Here we go again! Another celebrity [remember my piece on Katie Price?] comes before the courts, magistrates court that is, charged with a serious crime, and is basically let off. Huw Edwards. That’s who we are talking about just now. That doyen of the great British Broadcasting Corporation who, whilst married, paid a male teenager thousands of pounds for explicit sexual images of himself and he didn’t stop there: he even arranged to meet this teenager in person until he was chased at a railway station by the teenager’s stepfather.
How is it that Huw Edwards (in a separate and unrelated case) was later charged and pled guilty to making sickening category A indecent images – the most severe type – of children, some as young as seven – Walks. Free. From. Court.
All along we the public were told (by those who are supposed to know these things) that such charges carried up to three years in jail. But guess what? The chief magistrate (whatever his name is) certainly did not think this doyen of the British Broadcasting Corporation had any business being in jail. So, he sent him home. Well, he (laughingly) sentenced Huw Edwards to six months custody, suspended for two years. Thereby telling the world and his dog that this offence of Huw Edwards is not that bad really. Huw Edwards ‘knew’ he would get off. Even though he made some show of coming to court with an overnight bag, he jolly well knew there was fat chance of him going to prison on the 15th of September 2024.
Did you see how arrogant, defiant and confident he looked every time he walked into court? And did you also see how smug he looked on the way out, still expected to be viewed as a television star?
So why wasn’t Huw Edwards, convicted sex offender, not given an immediate custodial sentence? Well, let’s see now. Ah yes. He’s got an inferiority complex because he failed to get into Oxford or Cambridge Universities. To say Huw Edwards has an inferiority complex is risible. There was no sign of inferiority when he graced our TV screens with the biggest news of the day.
Then there’s his father. By all accounts, portrayed in court as a ‘monster’. And that Edwards being brought up in Bridgend, South Wales didn’t help. Then there are his physical and mental health issues. He looked perfectly OK to me on TV. Funny how this became an issue and the first we heard about this was after he got caught. And as for forensic psychosexual therapist Dr Victoria Appleyard who asserts that there was a ‘tangible risk’ that Edwards would attempt suicide given his life had been irretrievably damaged – well, this wasn’t something that happened to Huw Edwards: this was something he brought on himself. Pardon me – but there’s no mention that he had attempted suicide since July 2023 when all this came to light. And how much are the medical experts being paid to say that Edwards wouldn’t do well in prison (in all my years working in the legal and criminal justice system, the convicted was never sent to prison to ‘do well’)? They state that he would be ‘exceptionally vulnerable’ due to him being ‘of public prominence’ and the nature of his crime. Money certainly talks!

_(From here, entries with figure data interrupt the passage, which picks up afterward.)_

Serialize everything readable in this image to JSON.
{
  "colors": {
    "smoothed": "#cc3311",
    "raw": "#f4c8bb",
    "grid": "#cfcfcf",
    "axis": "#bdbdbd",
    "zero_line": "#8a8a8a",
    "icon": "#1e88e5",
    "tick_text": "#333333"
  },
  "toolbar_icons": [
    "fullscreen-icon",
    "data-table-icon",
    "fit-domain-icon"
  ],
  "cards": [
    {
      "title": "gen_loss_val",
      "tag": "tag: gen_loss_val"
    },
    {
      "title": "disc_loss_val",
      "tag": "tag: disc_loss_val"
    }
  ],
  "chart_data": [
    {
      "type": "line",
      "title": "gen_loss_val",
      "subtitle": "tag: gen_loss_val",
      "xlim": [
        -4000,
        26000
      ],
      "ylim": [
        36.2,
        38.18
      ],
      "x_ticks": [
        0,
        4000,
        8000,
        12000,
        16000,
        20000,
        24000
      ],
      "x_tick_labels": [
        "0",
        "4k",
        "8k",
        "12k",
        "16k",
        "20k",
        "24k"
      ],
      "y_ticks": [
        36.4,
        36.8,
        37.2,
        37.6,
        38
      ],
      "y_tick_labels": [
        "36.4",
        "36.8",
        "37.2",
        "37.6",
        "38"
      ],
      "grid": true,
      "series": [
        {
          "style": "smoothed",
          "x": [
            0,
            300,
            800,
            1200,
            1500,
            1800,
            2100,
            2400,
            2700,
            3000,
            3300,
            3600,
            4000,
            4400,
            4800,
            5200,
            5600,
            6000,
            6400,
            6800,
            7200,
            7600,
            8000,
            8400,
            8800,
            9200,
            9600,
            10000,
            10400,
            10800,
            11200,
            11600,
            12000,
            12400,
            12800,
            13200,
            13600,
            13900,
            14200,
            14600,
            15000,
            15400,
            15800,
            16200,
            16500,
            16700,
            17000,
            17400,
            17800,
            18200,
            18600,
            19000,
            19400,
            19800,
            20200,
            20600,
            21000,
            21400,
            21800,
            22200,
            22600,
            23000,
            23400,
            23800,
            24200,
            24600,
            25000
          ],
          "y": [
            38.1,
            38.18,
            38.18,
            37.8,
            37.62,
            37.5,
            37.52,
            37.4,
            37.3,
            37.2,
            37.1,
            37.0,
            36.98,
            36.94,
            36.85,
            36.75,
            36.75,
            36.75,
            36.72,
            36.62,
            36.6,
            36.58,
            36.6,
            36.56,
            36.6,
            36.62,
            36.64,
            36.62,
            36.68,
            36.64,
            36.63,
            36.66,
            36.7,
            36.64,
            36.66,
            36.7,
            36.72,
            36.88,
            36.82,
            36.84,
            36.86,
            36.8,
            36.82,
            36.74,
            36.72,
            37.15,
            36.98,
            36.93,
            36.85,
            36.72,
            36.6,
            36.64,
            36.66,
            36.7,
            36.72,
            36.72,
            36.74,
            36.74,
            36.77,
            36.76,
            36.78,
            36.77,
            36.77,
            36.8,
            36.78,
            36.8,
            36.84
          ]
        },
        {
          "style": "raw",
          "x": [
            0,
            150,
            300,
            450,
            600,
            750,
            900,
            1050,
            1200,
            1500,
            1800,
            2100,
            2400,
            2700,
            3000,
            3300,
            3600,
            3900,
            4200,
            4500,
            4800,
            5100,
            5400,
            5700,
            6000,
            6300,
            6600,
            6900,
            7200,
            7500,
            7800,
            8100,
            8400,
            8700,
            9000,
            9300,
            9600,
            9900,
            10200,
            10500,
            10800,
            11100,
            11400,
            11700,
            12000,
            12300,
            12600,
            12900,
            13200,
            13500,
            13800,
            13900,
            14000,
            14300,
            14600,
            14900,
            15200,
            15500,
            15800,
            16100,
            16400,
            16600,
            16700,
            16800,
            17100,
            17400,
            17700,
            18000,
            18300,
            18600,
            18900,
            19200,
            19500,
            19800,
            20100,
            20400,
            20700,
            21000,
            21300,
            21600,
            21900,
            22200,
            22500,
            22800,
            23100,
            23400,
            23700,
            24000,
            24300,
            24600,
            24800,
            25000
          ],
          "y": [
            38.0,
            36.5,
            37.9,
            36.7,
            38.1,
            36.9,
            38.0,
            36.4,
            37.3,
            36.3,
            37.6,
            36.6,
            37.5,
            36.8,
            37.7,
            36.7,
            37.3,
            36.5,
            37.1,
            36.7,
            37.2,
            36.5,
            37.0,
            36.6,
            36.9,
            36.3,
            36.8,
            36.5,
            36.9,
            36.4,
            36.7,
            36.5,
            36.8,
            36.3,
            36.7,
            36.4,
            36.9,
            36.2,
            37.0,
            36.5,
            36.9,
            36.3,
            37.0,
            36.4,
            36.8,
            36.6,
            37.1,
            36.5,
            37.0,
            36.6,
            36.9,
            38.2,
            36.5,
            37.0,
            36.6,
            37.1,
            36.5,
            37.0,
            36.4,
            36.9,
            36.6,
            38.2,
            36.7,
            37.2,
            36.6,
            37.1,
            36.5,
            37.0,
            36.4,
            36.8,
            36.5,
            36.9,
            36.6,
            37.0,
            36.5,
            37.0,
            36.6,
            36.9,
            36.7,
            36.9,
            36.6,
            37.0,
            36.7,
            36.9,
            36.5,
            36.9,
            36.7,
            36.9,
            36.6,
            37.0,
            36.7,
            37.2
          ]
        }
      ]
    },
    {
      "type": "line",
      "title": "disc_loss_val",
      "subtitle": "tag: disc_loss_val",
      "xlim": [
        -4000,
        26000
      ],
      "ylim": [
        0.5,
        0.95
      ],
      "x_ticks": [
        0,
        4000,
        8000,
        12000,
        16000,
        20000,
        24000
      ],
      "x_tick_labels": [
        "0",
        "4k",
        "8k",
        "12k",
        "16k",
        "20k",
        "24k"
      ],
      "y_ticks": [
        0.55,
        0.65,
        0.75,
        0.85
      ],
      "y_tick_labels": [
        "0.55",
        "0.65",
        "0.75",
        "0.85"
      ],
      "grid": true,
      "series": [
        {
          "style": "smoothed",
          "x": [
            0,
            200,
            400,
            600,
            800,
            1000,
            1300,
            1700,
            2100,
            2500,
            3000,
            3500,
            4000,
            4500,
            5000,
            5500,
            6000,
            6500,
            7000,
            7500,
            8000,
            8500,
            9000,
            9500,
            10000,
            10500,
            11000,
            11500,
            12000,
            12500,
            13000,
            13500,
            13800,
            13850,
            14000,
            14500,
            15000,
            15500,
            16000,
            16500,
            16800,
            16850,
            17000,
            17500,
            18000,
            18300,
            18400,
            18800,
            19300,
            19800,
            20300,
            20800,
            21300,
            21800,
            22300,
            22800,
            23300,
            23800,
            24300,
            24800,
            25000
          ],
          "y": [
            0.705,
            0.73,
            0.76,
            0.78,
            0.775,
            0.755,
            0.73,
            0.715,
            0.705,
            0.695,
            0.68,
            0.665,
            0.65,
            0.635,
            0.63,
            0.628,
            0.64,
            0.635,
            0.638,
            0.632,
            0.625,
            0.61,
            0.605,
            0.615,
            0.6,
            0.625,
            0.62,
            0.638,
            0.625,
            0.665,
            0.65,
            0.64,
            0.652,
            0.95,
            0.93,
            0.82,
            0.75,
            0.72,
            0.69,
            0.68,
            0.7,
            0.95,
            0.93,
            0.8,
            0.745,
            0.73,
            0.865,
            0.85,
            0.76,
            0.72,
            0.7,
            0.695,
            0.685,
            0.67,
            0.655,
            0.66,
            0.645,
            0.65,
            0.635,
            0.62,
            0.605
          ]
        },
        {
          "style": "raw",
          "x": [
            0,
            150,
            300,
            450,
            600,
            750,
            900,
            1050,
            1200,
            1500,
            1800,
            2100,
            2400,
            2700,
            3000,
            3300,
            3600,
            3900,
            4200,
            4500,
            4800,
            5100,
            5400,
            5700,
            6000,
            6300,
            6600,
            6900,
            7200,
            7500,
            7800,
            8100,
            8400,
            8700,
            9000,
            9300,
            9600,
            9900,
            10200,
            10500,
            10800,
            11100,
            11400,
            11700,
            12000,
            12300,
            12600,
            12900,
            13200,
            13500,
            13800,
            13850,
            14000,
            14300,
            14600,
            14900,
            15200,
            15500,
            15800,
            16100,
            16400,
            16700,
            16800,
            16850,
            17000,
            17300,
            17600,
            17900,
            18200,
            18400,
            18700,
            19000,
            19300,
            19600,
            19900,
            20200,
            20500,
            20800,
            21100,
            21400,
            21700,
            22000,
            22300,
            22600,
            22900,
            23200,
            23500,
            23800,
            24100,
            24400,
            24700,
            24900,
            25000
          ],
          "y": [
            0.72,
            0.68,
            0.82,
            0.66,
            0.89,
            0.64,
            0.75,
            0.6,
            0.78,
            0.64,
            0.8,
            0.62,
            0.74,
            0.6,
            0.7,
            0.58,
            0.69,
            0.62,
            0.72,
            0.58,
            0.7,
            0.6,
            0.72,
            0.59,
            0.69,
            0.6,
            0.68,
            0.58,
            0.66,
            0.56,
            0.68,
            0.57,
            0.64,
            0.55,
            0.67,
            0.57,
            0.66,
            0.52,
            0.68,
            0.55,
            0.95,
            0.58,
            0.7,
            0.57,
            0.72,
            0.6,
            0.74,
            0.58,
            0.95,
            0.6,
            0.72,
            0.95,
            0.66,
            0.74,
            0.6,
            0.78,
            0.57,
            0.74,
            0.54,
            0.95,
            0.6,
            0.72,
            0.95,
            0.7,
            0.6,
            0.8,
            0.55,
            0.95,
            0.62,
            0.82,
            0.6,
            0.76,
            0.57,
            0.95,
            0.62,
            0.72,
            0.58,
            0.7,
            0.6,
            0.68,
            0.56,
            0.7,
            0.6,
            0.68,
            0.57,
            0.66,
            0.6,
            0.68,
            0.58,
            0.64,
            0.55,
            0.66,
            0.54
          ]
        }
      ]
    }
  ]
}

Furthermore, the chief magistrate said that Edwards did not pose a risk to the public or children. Not pose a risk to the public? Not pose a risk to children? Er, was this chief magistrate in the courtroom when the case was being heard? And all the fawning chief magistrate, blinded by Edwards’s status, could say to this felon, is that his reputation is in tatters. Pass the Kleenex!
Even his defence counsel Philip Evans KC pointed out to the court that ‘it is obvious [he is sure] that Huw Edwards is not just of good character but of exceptional character’. Come again! I’d be hard-pressed to describe a married man with five children as being of ‘exceptional character’ after he has been paying a male teenager large sums of money for sexually explicit photos (which are not in dispute). Or for that matter, a 63-year-old married man who indulged in immoral and unlawful sexual interest in children. A man who had betrayed his colleagues and his employers. As for Edwards being ‘truly sorry’, don’t make me laugh. That’s what his high-price lawyers are paid to say.
I tell you what. If he wasn’t still taking that fat paycheck from the great British Broadcasting Corporation, even after he was suspended, he would not have been able to afford the likes of Philip Evans KC. As the saying goes – he gamed the system.